Mas, isto é papo para civil e, naquela manhã ensolarada, estávamos meio incrédulos, mas, depois de tantas aventuras, estávamos prestes a passar nosso serviço.
Não sei se vocês se lembram, mas o 15 havia chutado o pé da cama para o 39 levar um tombo. Este, no entanto, entrou no quarto, piscou pra mim, e falou:
- Vocês são muito idiotas mesmo, esperando que eu me sente nessa cama, que está justamente com essa colcha que o 18 falou que é para nenhum atirador usar EM HIPÓTESE ALGUMA!
Pensei: é, o 39 está ficando esperto, pois eu até já havia me esquecido que tínhamos colocado, nas camas, as tais colchas intocáveis. Eu estava era torcendo pro 31 chegar logo, com os seus comandados (o 13, o 14 e o 16), para eu passar logo o serviço, antes que chegasse o tal representante do Ministério do Exército que ia visitar o TG.
Adivinhando meus pensamentos, o 13 chegou. Todo sorridente, brincalhão e trazendo uns pães doces que tinha acabado de comprar na padaria. Eu ainda tinha café na minha garrafa, o 12 tinha leite, e resolvemos tomar, juntos, um delicioso café com leite, e dividir aqueles pães. Vejam que companheirismo, que camaradagem... até que o 13, com aquele copo enorme de café com leite numa mão e um pão com Claybom na outra, fez o quê? Sentou na cama e, lógico, caiu! Olhei, apavorado para o copo de leite que voou longe, descreveu uma elipse, e caiu, de boca pra baixo, em cima da colcha que, EM HIPÓTESE ALGUMA, poderia ser utilizada. Foi uma meleca que faz gosto!

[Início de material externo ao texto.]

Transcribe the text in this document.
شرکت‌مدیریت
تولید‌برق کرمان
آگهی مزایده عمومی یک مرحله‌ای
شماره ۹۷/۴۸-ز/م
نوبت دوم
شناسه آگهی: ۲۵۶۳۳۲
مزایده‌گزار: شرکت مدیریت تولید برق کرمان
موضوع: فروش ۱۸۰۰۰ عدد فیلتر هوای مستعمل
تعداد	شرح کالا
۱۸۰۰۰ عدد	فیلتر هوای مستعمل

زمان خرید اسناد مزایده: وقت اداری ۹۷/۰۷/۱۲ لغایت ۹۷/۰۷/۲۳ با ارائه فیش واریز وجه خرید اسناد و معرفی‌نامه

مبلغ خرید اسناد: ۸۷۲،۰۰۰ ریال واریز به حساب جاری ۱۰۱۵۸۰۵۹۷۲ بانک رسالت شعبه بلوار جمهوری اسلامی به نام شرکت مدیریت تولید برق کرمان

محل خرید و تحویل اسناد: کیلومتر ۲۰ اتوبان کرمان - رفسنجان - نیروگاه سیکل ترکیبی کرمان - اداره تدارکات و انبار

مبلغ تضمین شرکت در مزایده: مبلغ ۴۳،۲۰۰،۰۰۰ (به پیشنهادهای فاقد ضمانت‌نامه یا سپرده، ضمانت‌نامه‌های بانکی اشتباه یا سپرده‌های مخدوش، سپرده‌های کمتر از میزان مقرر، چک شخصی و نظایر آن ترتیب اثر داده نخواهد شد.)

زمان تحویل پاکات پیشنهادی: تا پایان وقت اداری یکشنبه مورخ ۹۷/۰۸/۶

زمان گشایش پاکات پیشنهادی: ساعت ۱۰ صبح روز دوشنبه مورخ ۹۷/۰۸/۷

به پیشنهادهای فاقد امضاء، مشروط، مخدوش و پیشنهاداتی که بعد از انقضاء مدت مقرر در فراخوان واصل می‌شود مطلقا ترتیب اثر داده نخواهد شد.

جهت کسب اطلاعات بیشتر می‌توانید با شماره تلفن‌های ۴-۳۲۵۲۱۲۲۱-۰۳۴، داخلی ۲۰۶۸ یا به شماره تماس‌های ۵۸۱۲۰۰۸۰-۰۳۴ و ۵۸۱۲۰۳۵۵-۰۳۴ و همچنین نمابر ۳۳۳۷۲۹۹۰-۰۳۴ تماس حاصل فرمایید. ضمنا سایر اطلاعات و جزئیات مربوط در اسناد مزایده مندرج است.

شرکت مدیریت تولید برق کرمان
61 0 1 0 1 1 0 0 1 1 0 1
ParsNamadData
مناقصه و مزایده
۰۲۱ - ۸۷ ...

Levei as duas mãos ao rosto e a minha vontade foi chorar. Adeus, domingo! Adeus, Fórmula Um! Adeus, Botafogo! O 13 veio se desculpar, mas eu não queria ouvir ninguém e saí xingando alto em direção à sala de instrução.

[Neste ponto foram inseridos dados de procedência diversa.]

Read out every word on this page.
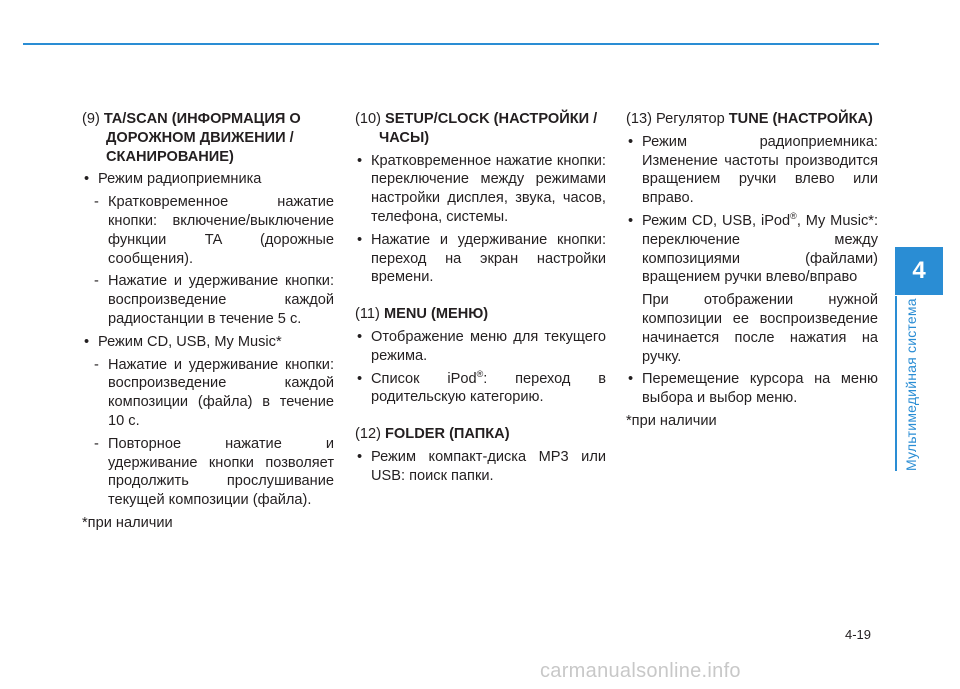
4
Мультимедийная система
(9) TA/SCAN (ИНФОРМАЦИЯ О ДОРОЖНОМ ДВИЖЕНИИ /СКАНИРОВАНИЕ)
• Режим радиоприемника
- Кратковременное нажатие кнопки: включение/выключение функции TA (дорожные сообщения).
- Нажатие и удерживание кнопки: воспроизведение каждой радиостанции в течение 5 с.
• Режим CD, USB, My Music*
- Нажатие и удерживание кнопки: воспроизведение каждой композиции (файла) в течение 10 с.
- Повторное нажатие и удерживание кнопки позволяет продолжить прослушивание текущей композиции (файла).
*при наличии
(10) SETUP/CLOCK (НАСТРОЙКИ /ЧАСЫ)
• Кратковременное нажатие кнопки: переключение между режимами настройки дисплея, звука, часов, телефона, системы.
• Нажатие и удерживание кнопки: переход на экран настройки времени.
(11) MENU (МЕНЮ)
• Отображение меню для текущего режима.
• Список iPod®: переход в родительскую категорию.
(12) FOLDER (ПАПКА)
• Режим компакт-диска MP3 или USB: поиск папки.
(13) Регулятор TUNE (НАСТРОЙКА)
• Режим радиоприемника: Изменение частоты производится вращением ручки влево или вправо.
• Режим CD, USB, iPod®, My Music*: переключение между композициями (файлами) вращением ручки влево/вправо
При отображении нужной композиции ее воспроизведение начинается после нажатия на ручку.
• Перемещение курсора на меню выбора и выбор меню.
*при наличии
4-19
carmanualsonline.info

Sentei numa cadeira, e comecei a pensar na série de desgraças que ocorreriam dali por diante, mas resolvi voltar e, para meu espanto, o 13 teve a “brilhante” ideia de enfiar a colcha que não podia ser usada EM HIPÓTESE ALGUMA, dentro da pia do banheiro. Além da melecada de leite, aquele trapo (porque já não era mais colcha) veio pingando água e leite pelo chão afora e sujando a pia, e molhando tudo.
Naturalmente, o 31, por mais gente boa que fosse – e é até hoje – não podia aceitar o serviço daquele jeito. Como é que íamos fazer? E quando o Sargento perguntasse pela colcha? E o cara do Ministério do Exército?
Mas, é o que eu digo: naqueles dias, aprendíamos a arte de lidar com problemas e, ao invés de transferi-los para nossos pais, nós mesmos os resolvíamos! O 13 acabou levando a colcha para a mãe dele, que morava pertinho do Tiro, lavar e secar a ferro. O 31, depois de muito choro nosso, aceitou receber, provisoriamente, o serviço, até que a colcha ficasse seca e passada. Eu, o 12 e o 15, fomos subindo a Avenida, rindo daquela confusão toda. O 39 foi com a gente, de calça da farda, camiseta branca e Havaianas, as legítimas. O Fittipaldi bateu, o Carlos Pace ficou em sexto (quem ganhou foi o James Hunt), e o Botafogo perdeu de 3x1 do Fluminense (2 gols de Gil e 1 de Dirceu). São João perdia 42 meninos, e ganhava 42 homens. Problemáticos, é verdade, mas com muita fé na vida!